Engineering teams depend on precise, repeatable mappings to avoid false assumptions about what their stack can or cannot detect. Without strict schema enforcement, organizations end up with mismatched objects, duplicate behaviors, and coverage calculations they cannot trust.
Controlled vocabularies also make threat objects machine actionable. They allow procedures to feed cleanly into coverage maps, confidence scoring models, content validation, and broader CTEM workflows. If a system fails to preserve these exact identifiers, parameters, and relationships, downstream systems require painstaking manual revision.
Inside NARC: A Supervised Extraction Model
Natural Attack Reading and Comprehension (NARC) is an industry first AI engine and purpose-built by Tidal Cyber to solve a single problem: converting unstructured threat reporting into precise, reusable, ATT&CK-aligned procedures correlated with groups, campaigns and software.
Its internal architecture reflects that purpose. Here’s a close look at the exact steps NARC follows to comprehend and parse for procedural intelligence:
- Ingest and Segment the Report: NARC identifies and structures procedure-level details present in the source text in CTI, DFIR, and other report formats.
- Procedure Extraction: Each extracted procedure includes commands, parameters, privileges, file paths, execution context, and environmental preconditions.

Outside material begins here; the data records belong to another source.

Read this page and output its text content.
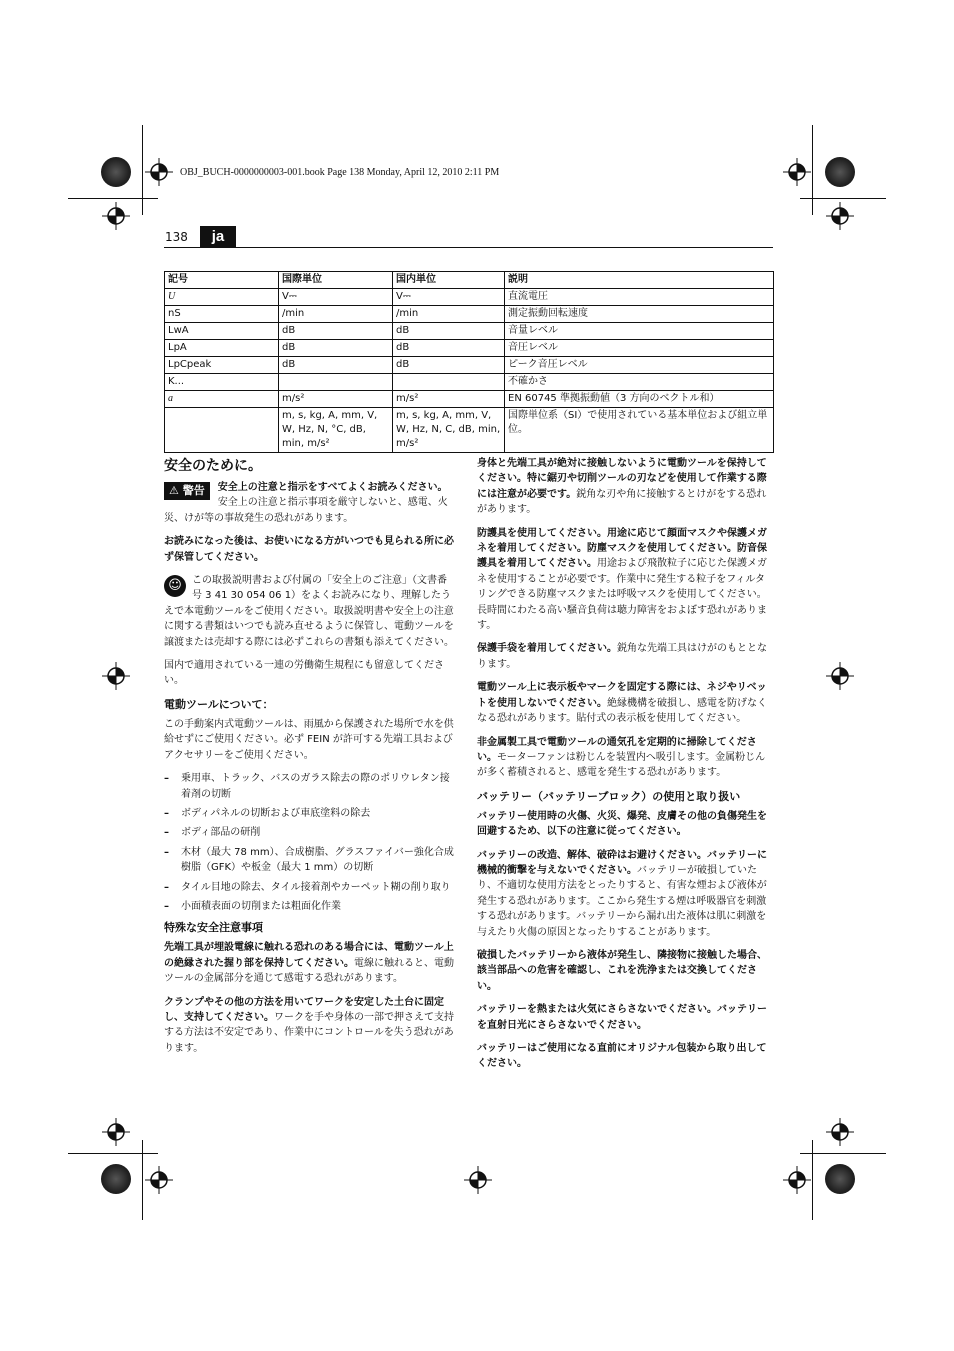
OBJ_BUCH-0000000003-001.book Page 138 Monday, April 12, 2010 2:11 PM
138	ja
記号	国際単位	国内単位	説明
U	V⎓	V⎓	直流電圧
nS	/min	/min	測定振動回転速度
LwA	dB	dB	音量レベル
LpA	dB	dB	音圧レベル
LpCpeak	dB	dB	ピーク音圧レベル
K...			不確かさ
a	m/s²	m/s²	EN 60745 準拠振動値（3 方向のベクトル和）
	m, s, kg, A, mm, V, W, Hz, N, °C, dB, min, m/s²	m, s, kg, A, mm, V, W, Hz, N, C, dB, min, m/s²	国際単位系（SI）で使用されている基本単位および組立単位。
安全のために。

⚠ 警告	安全上の注意と指示をすべてよくお読みください。安全上の注意と指示事項を厳守しないと、感電、火災、けが等の事故発生の恐れがあります。

お読みになった後は、お使いになる方がいつでも見られる所に必ず保管してください。

☺	この取扱説明書および付属の「安全上のご注意」（文書番号 3 41 30 054 06 1）をよくお読みになり、理解したうえで本電動ツールをご使用ください。取扱説明書や安全上の注意に関する書類はいつでも読み直せるように保管し、電動ツールを譲渡または売却する際には必ずこれらの書類も添えてください。

国内で適用されている一連の労働衛生規程にも留意してください。

電動ツールについて：

この手動案内式電動ツールは、雨風から保護された場所で水を供給せずにご使用ください。必ず FEIN が許可する先端工具およびアクセサリーをご使用ください。

– 乗用車、トラック、バスのガラス除去の際のポリウレタン接着剤の切断
– ボディパネルの切断および車底塗料の除去
– ボディ部品の研削
– 木材（最大 78 mm）、合成樹脂、グラスファイバー強化合成樹脂（GFK）や板金（最大 1 mm）の切断
– タイル目地の除去、タイル接着剤やカーペット糊の削り取り
– 小面積表面の切削または粗面化作業
特殊な安全注意事項

先端工具が埋設電線に触れる恐れのある場合には、電動ツール上の絶縁された握り部を保持してください。電線に触れると、電動ツールの金属部分を通じて感電する恐れがあります。

クランプやその他の方法を用いてワークを安定した土台に固定し、支持してください。ワークを手や身体の一部で押さえて支持する方法は不安定であり、作業中にコントロールを失う恐れがあります。

身体と先端工具が絶対に接触しないように電動ツールを保持してください。特に鋸刃や切削ツールの刃などを使用して作業する際には注意が必要です。鋭角な刃や角に接触するとけがをする恐れがあります。

防護具を使用してください。用途に応じて顔面マスクや保護メガネを着用してください。防塵マスクを使用してください。防音保護具を着用してください。用途および飛散粒子に応じた保護メガネを使用することが必要です。作業中に発生する粒子をフィルタリングできる防塵マスクまたは呼吸マスクを使用してください。長時間にわたる高い騒音負荷は聴力障害をおよぼす恐れがあります。

保護手袋を着用してください。鋭角な先端工具はけがのもととなります。

電動ツール上に表示板やマークを固定する際には、ネジやリベットを使用しないでください。絶縁機構を破損し、感電を防げなくなる恐れがあります。貼付式の表示板を使用してください。

非金属製工具で電動ツールの通気孔を定期的に掃除してください。モーターファンは粉じんを装置内へ吸引します。金属粉じんが多く蓄積されると、感電を発生する恐れがあります。

バッテリー（バッテリーブロック）の使用と取り扱い

バッテリー使用時の火傷、火災、爆発、皮膚その他の負傷発生を回避するため、以下の注意に従ってください。

バッテリーの改造、解体、破砕はお避けください。バッテリーに機械的衝撃を与えないでください。バッテリーが破損していたり、不適切な使用方法をとったりすると、有害な煙および液体が発生する恐れがあります。ここから発生する煙は呼吸器官を刺激する恐れがあります。バッテリーから漏れ出た液体は肌に刺激を与えたり火傷の原因となったりすることがあります。

破損したバッテリーから液体が発生し、隣接物に接触した場合、該当部品への危害を確認し、これを洗浄または交換してください。

バッテリーを熱または火気にさらさないでください。バッテリーを直射日光にさらさないでください。

バッテリーはご使用になる直前にオリジナル包装から取り出してください。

- Structured Threat Objects: NARC extracts what’s explicitly in the text and captures the details present in the sources such as commands, tools, parameters, or other explicit attributes.

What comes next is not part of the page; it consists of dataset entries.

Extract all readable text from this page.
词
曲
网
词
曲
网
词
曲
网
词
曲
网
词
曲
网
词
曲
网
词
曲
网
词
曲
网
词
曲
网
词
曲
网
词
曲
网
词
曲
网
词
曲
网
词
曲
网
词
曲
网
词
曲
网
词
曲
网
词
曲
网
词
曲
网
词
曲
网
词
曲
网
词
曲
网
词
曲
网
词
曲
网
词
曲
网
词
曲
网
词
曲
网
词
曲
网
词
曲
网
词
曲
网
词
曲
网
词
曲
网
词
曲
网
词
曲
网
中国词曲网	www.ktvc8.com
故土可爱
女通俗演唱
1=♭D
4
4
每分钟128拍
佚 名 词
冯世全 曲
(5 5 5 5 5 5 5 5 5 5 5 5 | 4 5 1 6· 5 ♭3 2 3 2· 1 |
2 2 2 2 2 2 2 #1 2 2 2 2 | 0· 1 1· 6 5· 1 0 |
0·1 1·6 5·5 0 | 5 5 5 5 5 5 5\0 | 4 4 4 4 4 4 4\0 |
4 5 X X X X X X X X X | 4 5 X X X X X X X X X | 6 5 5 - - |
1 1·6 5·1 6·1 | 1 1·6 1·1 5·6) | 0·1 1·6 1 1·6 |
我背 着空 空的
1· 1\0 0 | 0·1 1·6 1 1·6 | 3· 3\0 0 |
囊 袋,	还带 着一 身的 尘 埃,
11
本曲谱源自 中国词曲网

- Map Everything to MITRE ATT&CK: NARC also maps extracted objects to techniques or sub-techniques and links them to related entities. This creates a consistent vocabulary for detection, validation, and measurement.
- Build and Enrich the Knowledge Graph: A persistent knowledge graph shows how procedures, software, and actor entities correlate. NARC clusters similar procedures, tracks Procedure Sightings across reports, and reveals recurring behavior patterns across campaigns.

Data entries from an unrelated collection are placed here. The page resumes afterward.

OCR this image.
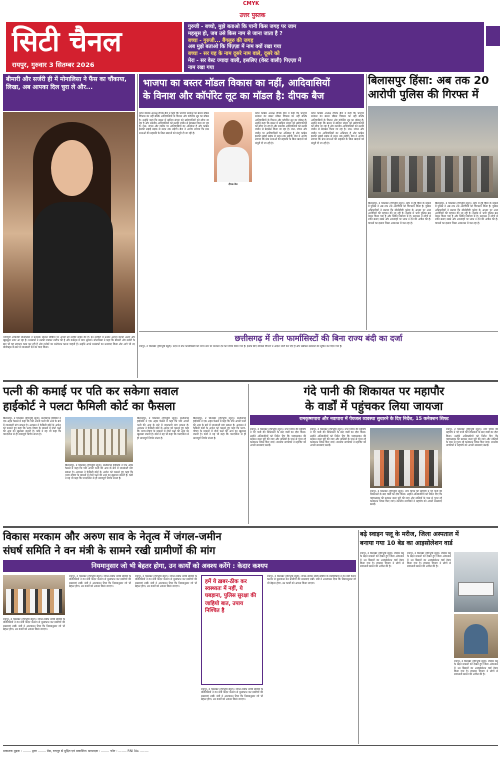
CMYK
उत्तर पुस्तक
सिटी चैनल
रायपुर, गुरुवार 3 सितम्बर 2026
गुरुजी - बच्चो, मुझे बताओ कि पानी किस जगह पर जाम
महसूस हो, जब उसे किस नाम से जाना जाता है ?
बच्चा - गुरुजी... बैंगलुरु की जगह
अब मुझे बताओ कि पिज़्ज़ा में नाम क्यों रखा गया
बच्चा - सर यह के नाम दूसरे नाम वाले, दूसरे को
मेरा - सर वेस्ट ज्यादा वाली, इसलिए (वेस्ट वाली) पिज़्ज़ा में
नाम रखा गया
बीमारी और सर्जरी ही में मोनालिसा ने फैंस का चौंकाया, लिखा, अब आपका दिल चुरा ले और...
भोजपुरी अभिनेत्री मोनालिसा ने प्रशंसक सोशल मीडिया पर अपनी नई तस्वीरें साझा की हैं। इन तस्वीरों में उनका अंदाज काफी अलग और खूबसूरत नजर आ रहा है। प्रशंसकों ने उनकी जमकर तारीफ की है और कमेंट्स में प्यार लुटाया। मोनालिसा ने कहा कि बीमारी और सर्जरी के बाद भी वह लगातार काम कर रही हैं और दर्शकों का मनोरंजन करना चाहती हैं। उन्होंने अपने प्रशंसकों का धन्यवाद किया और आगे भी नए प्रोजेक्ट्स के बारे में जानकारी देने का वादा किया।
भाजपा का बस्तर मॉडल विकास का नहीं, आदिवासियों
के विनाश और कॉर्पोरेट लूट का मॉडल है: दीपक बैज
प्रदेश कांग्रेस अध्यक्ष दीपक बैज ने कहा कि भाजपा सरकार का बस्तर मॉडल विकास का नहीं बल्कि आदिवासियों के विनाश और कॉर्पोरेट लूट का मॉडल है। उन्होंने कहा कि बस्तर में खनिज संपदा को उद्योगपतियों को सौंपा जा रहा है और स्थानीय आदिवासियों को उनकी जमीन से बेदखल किया जा रहा है। जल, जंगल और जमीन पर आदिवासियों का अधिकार है और कांग्रेस इसकी लड़ाई सड़क से सदन तक लड़ेगी। बैज ने आरोप लगाया कि ग्राम सभाओं की सहमति के बिना खदानों को मंजूरी दी जा रही है।
दीपक बैज
प्रदेश कांग्रेस अध्यक्ष दीपक बैज ने कहा कि भाजपा सरकार का बस्तर मॉडल विकास का नहीं बल्कि आदिवासियों के विनाश और कॉर्पोरेट लूट का मॉडल है। उन्होंने कहा कि बस्तर में खनिज संपदा को उद्योगपतियों को सौंपा जा रहा है और स्थानीय आदिवासियों को उनकी जमीन से बेदखल किया जा रहा है। जल, जंगल और जमीन पर आदिवासियों का अधिकार है और कांग्रेस इसकी लड़ाई सड़क से सदन तक लड़ेगी। बैज ने आरोप लगाया कि ग्राम सभाओं की सहमति के बिना खदानों को मंजूरी दी जा रही है।
प्रदेश कांग्रेस अध्यक्ष दीपक बैज ने कहा कि भाजपा सरकार का बस्तर मॉडल विकास का नहीं बल्कि आदिवासियों के विनाश और कॉर्पोरेट लूट का मॉडल है। उन्होंने कहा कि बस्तर में खनिज संपदा को उद्योगपतियों को सौंपा जा रहा है और स्थानीय आदिवासियों को उनकी जमीन से बेदखल किया जा रहा है। जल, जंगल और जमीन पर आदिवासियों का अधिकार है और कांग्रेस इसकी लड़ाई सड़क से सदन तक लड़ेगी। बैज ने आरोप लगाया कि ग्राम सभाओं की सहमति के बिना खदानों को मंजूरी दी जा रही है।
बिलासपुर हिंसा: अब तक 20
आरोपी पुलिस की गिरफ्त में
बिलासपुर, 2 सितम्बर (हरिभूमि न्यूज)। शहर में हुई हिंसा के मामले में पुलिस ने अब तक 20 आरोपियों को गिरफ्तार किया है। पुलिस अधिकारियों ने बताया कि सीसीटीवी फुटेज के आधार पर अन्य आरोपियों की पहचान की जा रही है। इलाके में भारी पुलिस बल तैनात किया गया है और स्थिति नियंत्रण में है। प्रशासन ने लोगों से शांति बनाए रखने और अफवाहों पर ध्यान न देने की अपील की है। घायलों का इलाज जिला अस्पताल में चल रहा है।
बिलासपुर, 2 सितम्बर (हरिभूमि न्यूज)। शहर में हुई हिंसा के मामले में पुलिस ने अब तक 20 आरोपियों को गिरफ्तार किया है। पुलिस अधिकारियों ने बताया कि सीसीटीवी फुटेज के आधार पर अन्य आरोपियों की पहचान की जा रही है। इलाके में भारी पुलिस बल तैनात किया गया है और स्थिति नियंत्रण में है। प्रशासन ने लोगों से शांति बनाए रखने और अफवाहों पर ध्यान न देने की अपील की है। घायलों का इलाज जिला अस्पताल में चल रहा है।
छत्तीसगढ़ में तीन फार्मासिस्टों की बिना राज्य बंदी का दर्जा
रायपुर, 2 सितम्बर (हरिभूमि ब्यूरो)। प्रदेश में तीन फार्मासिस्टों को राज्य स्तर पर मान्यता देने का निर्णय लिया गया है। इसके लिए स्वास्थ्य विभाग ने आदेश जारी कर दिए हैं और संबंधित संस्थानों को सूचित कर दिया गया है।
पत्नी की कमाई पर पति कर सकेगा सवाल
हाईकोर्ट ने पलटा फैमिली कोर्ट का फैसला
बिलासपुर, 2 सितम्बर (हरिभूमि न्यूज)। छत्तीसगढ़ हाईकोर्ट ने एक अहम फैसले में कहा कि पति अपनी पत्नी की आय के बारे में जानकारी मांग सकता है। अदालत ने फैमिली कोर्ट के आदेश को पलटते हुए कहा कि भरण-पोषण के मामलों में दोनों पक्षों की आय का खुलासा जरूरी है। कोर्ट ने यह भी कहा कि पारदर्शिता से ही न्यायपूर्ण निर्णय संभव है।
बिलासपुर, 2 सितम्बर (हरिभूमि न्यूज)। छत्तीसगढ़ हाईकोर्ट ने एक अहम फैसले में कहा कि पति अपनी पत्नी की आय के बारे में जानकारी मांग सकता है। अदालत ने फैमिली कोर्ट के आदेश को पलटते हुए कहा कि भरण-पोषण के मामलों में दोनों पक्षों की आय का खुलासा जरूरी है। कोर्ट ने यह भी कहा कि पारदर्शिता से ही न्यायपूर्ण निर्णय संभव है।
बिलासपुर, 2 सितम्बर (हरिभूमि न्यूज)। छत्तीसगढ़ हाईकोर्ट ने एक अहम फैसले में कहा कि पति अपनी पत्नी की आय के बारे में जानकारी मांग सकता है। अदालत ने फैमिली कोर्ट के आदेश को पलटते हुए कहा कि भरण-पोषण के मामलों में दोनों पक्षों की आय का खुलासा जरूरी है। कोर्ट ने यह भी कहा कि पारदर्शिता से ही न्यायपूर्ण निर्णय संभव है।
बिलासपुर, 2 सितम्बर (हरिभूमि न्यूज)। छत्तीसगढ़ हाईकोर्ट ने एक अहम फैसले में कहा कि पति अपनी पत्नी की आय के बारे में जानकारी मांग सकता है। अदालत ने फैमिली कोर्ट के आदेश को पलटते हुए कहा कि भरण-पोषण के मामलों में दोनों पक्षों की आय का खुलासा जरूरी है। कोर्ट ने यह भी कहा कि पारदर्शिता से ही न्यायपूर्ण निर्णय संभव है।
गंदे पानी की शिकायत पर महापौर
के वार्डों में पहुंचकर लिया जायजा
रामकृष्णपारा और नवापारा में पेयजल व्यवस्था सुधारने के दिए निर्देश, 15 कनेक्शन शिफ्ट
रायपुर, 2 सितम्बर (हरिभूमि न्यूज)। नगर निगम की महापौर ने गंदे पानी की शिकायतों के बाद वार्डों का दौरा किया। उन्होंने अधिकारियों को निर्देश दिए कि पाइपलाइन की मरम्मत जल्द पूरी की जाए और नालियों के पास से गुजर रहे कनेक्शन शिफ्ट किए जाएं। स्थानीय नागरिकों ने महापौर को अपनी समस्याएं बताईं।
रायपुर, 2 सितम्बर (हरिभूमि न्यूज)। नगर निगम की महापौर ने गंदे पानी की शिकायतों के बाद वार्डों का दौरा किया। उन्होंने अधिकारियों को निर्देश दिए कि पाइपलाइन की मरम्मत जल्द पूरी की जाए और नालियों के पास से गुजर रहे कनेक्शन शिफ्ट किए जाएं। स्थानीय नागरिकों ने महापौर को अपनी समस्याएं बताईं।
रायपुर, 2 सितम्बर (हरिभूमि न्यूज)। नगर निगम की महापौर ने गंदे पानी की शिकायतों के बाद वार्डों का दौरा किया। उन्होंने अधिकारियों को निर्देश दिए कि पाइपलाइन की मरम्मत जल्द पूरी की जाए और नालियों के पास से गुजर रहे कनेक्शन शिफ्ट किए जाएं। स्थानीय नागरिकों ने महापौर को अपनी समस्याएं बताईं।
रायपुर, 2 सितम्बर (हरिभूमि न्यूज)। नगर निगम की महापौर ने गंदे पानी की शिकायतों के बाद वार्डों का दौरा किया। उन्होंने अधिकारियों को निर्देश दिए कि पाइपलाइन की मरम्मत जल्द पूरी की जाए और नालियों के पास से गुजर रहे कनेक्शन शिफ्ट किए जाएं। स्थानीय नागरिकों ने महापौर को अपनी समस्याएं बताईं।
विकास मरकाम और अरुण साव के नेतृत्व में जंगल-जमीन
संघर्ष समिति ने वन मंत्री के सामने रखी ग्रामीणों की मांग
नियमानुसार जो भी बेहतर होगा, उन कार्यों को अवश्य करेंगे : केदार कश्यप
रायपुर, 2 सितम्बर (हरिभूमि ब्यूरो)। जंगल-जमीन संघर्ष समिति के प्रतिनिधियों ने वन मंत्री केदार कश्यप से मुलाकात कर ग्रामीणों की समस्याएं रखीं। मंत्री ने आश्वासन दिया कि नियमानुसार जो भी बेहतर होगा, उन कार्यों को अवश्य किया जाएगा।
रायपुर, 2 सितम्बर (हरिभूमि ब्यूरो)। जंगल-जमीन संघर्ष समिति के प्रतिनिधियों ने वन मंत्री केदार कश्यप से मुलाकात कर ग्रामीणों की समस्याएं रखीं। मंत्री ने आश्वासन दिया कि नियमानुसार जो भी बेहतर होगा, उन कार्यों को अवश्य किया जाएगा।
रायपुर, 2 सितम्बर (हरिभूमि ब्यूरो)। जंगल-जमीन संघर्ष समिति के प्रतिनिधियों ने वन मंत्री केदार कश्यप से मुलाकात कर ग्रामीणों की समस्याएं रखीं। मंत्री ने आश्वासन दिया कि नियमानुसार जो भी बेहतर होगा, उन कार्यों को अवश्य किया जाएगा।
हमें ये ख़बर-ठीक कर स्वस्थ्यतः में नहीं, ये घबड़ाना, पुलिस सुरक्षा की जाहियो बात, उपाय निश्चित है
रायपुर, 2 सितम्बर (हरिभूमि ब्यूरो)। जंगल-जमीन संघर्ष समिति के प्रतिनिधियों ने वन मंत्री केदार कश्यप से मुलाकात कर ग्रामीणों की समस्याएं रखीं। मंत्री ने आश्वासन दिया कि नियमानुसार जो भी बेहतर होगा, उन कार्यों को अवश्य किया जाएगा।
रायपुर, 2 सितम्बर (हरिभूमि ब्यूरो)। जंगल-जमीन संघर्ष समिति के प्रतिनिधियों ने वन मंत्री केदार कश्यप से मुलाकात कर ग्रामीणों की समस्याएं रखीं। मंत्री ने आश्वासन दिया कि नियमानुसार जो भी बेहतर होगा, उन कार्यों को अवश्य किया जाएगा।
बढ़े स्वाइन फ्लू के मरीज, जिला अस्पताल में
बनाया गया 10 बेड का आइसोलेशन वार्ड
रायपुर, 2 सितम्बर (हरिभूमि न्यूज)। स्वाइन फ्लू के बढ़ते मामलों को देखते हुए जिला अस्पताल में 10 बिस्तरों का आइसोलेशन वार्ड तैयार किया गया है। स्वास्थ्य विभाग ने लोगों से सावधानी बरतने की अपील की है।
रायपुर, 2 सितम्बर (हरिभूमि न्यूज)। स्वाइन फ्लू के बढ़ते मामलों को देखते हुए जिला अस्पताल में 10 बिस्तरों का आइसोलेशन वार्ड तैयार किया गया है। स्वास्थ्य विभाग ने लोगों से सावधानी बरतने की अपील की है।
रायपुर, 2 सितम्बर (हरिभूमि न्यूज)। स्वाइन फ्लू के बढ़ते मामलों को देखते हुए जिला अस्पताल में 10 बिस्तरों का आइसोलेशन वार्ड तैयार किया गया है। स्वास्थ्य विभाग ने लोगों से सावधानी बरतने की अपील की है।
प्रकाशक मुद्रक : ........ द्वारा ........ प्रेस, रायपुर से मुद्रित एवं प्रकाशित। सम्पादक : ........ फोन : ........ RNI No. ........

- Human Validation Closes the Loop: Analysts review extractions, correct mappings, and refine relationships. Their feedback trains the engine over time, ensuring accuracy while enabling scale beyond manual analysis.
From Specialized Models to Operational Defense
NARC’s structured outputs flow directly into Tidal Cyber’s defensive analytics engine, enabling workflows that generic LLMs cannot support. Coverage Maps use procedure-level attributes to show what a stack can detect or block, based on real adversary behavior details rather than theoretical technique support. This precision exposes meaningful gaps, eliminates guesswork, and gives detection engineers and architects a reliable view of defensive readiness.
The same dataset powers the Confidence Score and defensive stack optimization. Confidence Scores summarize mapped coverage against procedure-level behavior. This closes the loop between adversary behavior and defensive performance.
Teams also see where tools overlap, where configurations underperform, and where investments produce real value. This closes the loop between adversary behavior and defensive performance, turning threat intelligence into measurable operational improvement.
Conclusion
Tidal Cyber is the first true Threat-Led Defense platform built to flip the traditional defensive model by putting real adversary behavior at the center of your defense strategy.
By mapping techniques, sub-techniques, and procedures to ATT&CK, we reveal exactly where you’re exposed and how attackers actually operate. It’s a level of precision you’ve never had before, empowering your security team to proactively reduce risk and optimize high-impact security investments.
Threat-Led Defense is Tidal Cyber’s unique implementation of Threat-Informed Defense, enhanced with procedure-level granularity to make CTI more relevant and actionable.